Muscarinic control of pancreatic B cell function involves sodium-dependent depolarization and calcium influx.

Mouse pancreatic islets were used to investigate the mechanisms and functional significance of the B cell membrane depolarization by acetylcholine (ACh). At low glucose (3mM), ACh (20 microM) increased 22Na+ influx, and slightly depolarized the B cell membrane but did not induce electrical activity or stimulate 45Ca2+ influx. ACh also accelerated 86Rb+ and 45Ca2+ efflux and barely affected basal insulin release. At a stimulatory concentration of glucose (10 mM), ACh stimulated 22Na+ influx, depolarized the B cell membrane, increased glucose-induced electrical activity, and stimulated 45Ca2+ influx. ACh also accelerated 86Rb+ and 45Ca2+ efflux and strongly potentiated insulin release. Omission of extracellular Ca2+ did not impair ACh stimulation of 22Na+ influx or 86Rb+ efflux, slightly modified the acceleration of 45Ca2+ efflux, and almost completely suppressed the increase in insulin release.
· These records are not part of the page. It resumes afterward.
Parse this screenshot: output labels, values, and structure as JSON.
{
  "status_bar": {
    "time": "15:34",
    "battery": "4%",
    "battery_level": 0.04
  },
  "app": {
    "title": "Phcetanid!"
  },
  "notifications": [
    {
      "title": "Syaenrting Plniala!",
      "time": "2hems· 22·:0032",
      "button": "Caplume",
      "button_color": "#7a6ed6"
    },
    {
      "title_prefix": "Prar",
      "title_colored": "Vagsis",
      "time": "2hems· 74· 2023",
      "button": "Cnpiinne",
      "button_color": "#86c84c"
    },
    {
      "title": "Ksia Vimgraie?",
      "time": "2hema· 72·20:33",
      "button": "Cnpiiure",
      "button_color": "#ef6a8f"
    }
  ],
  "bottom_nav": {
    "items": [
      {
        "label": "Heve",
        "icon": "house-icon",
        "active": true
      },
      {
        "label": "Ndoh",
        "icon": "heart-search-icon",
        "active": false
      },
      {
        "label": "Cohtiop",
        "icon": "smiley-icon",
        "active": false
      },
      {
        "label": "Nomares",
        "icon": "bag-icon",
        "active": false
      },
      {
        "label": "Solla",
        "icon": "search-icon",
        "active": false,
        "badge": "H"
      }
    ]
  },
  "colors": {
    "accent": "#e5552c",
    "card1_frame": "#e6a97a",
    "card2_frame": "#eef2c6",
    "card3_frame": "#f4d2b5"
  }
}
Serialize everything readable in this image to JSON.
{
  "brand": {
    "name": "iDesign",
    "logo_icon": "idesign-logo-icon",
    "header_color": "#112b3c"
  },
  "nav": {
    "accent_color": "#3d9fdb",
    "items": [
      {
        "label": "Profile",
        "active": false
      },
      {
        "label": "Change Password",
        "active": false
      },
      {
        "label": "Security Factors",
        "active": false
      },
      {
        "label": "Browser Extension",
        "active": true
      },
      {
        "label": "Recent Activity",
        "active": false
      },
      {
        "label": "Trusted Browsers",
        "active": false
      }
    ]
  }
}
Na+ omission (with N-methyl-D-glucamine as substitute) prevented the B cell membrane depolarization and the stimulation of 45Ca2+ influx, largely inhibited the acceleration of 86Rb+ efflux and insulin release, and suppressed the late phase of 45Ca2+ efflux otherwise produced by ACh. On the other hand, ACh stimulation of 3H efflux from islets prelabeled with myo-[2-3H]inositol was not affected by Na+ omission. All effects of ACh were blocked by atropine and unaffected by nicotinic antagonists. It is concluded that activation of muscarinic receptors depolarized the B cell membrane by increasing its permeability to Na+. When the membrane is already depolarized by glucose, this further depolarization augments Ca2+ influx and, hence, potentiates insulin release.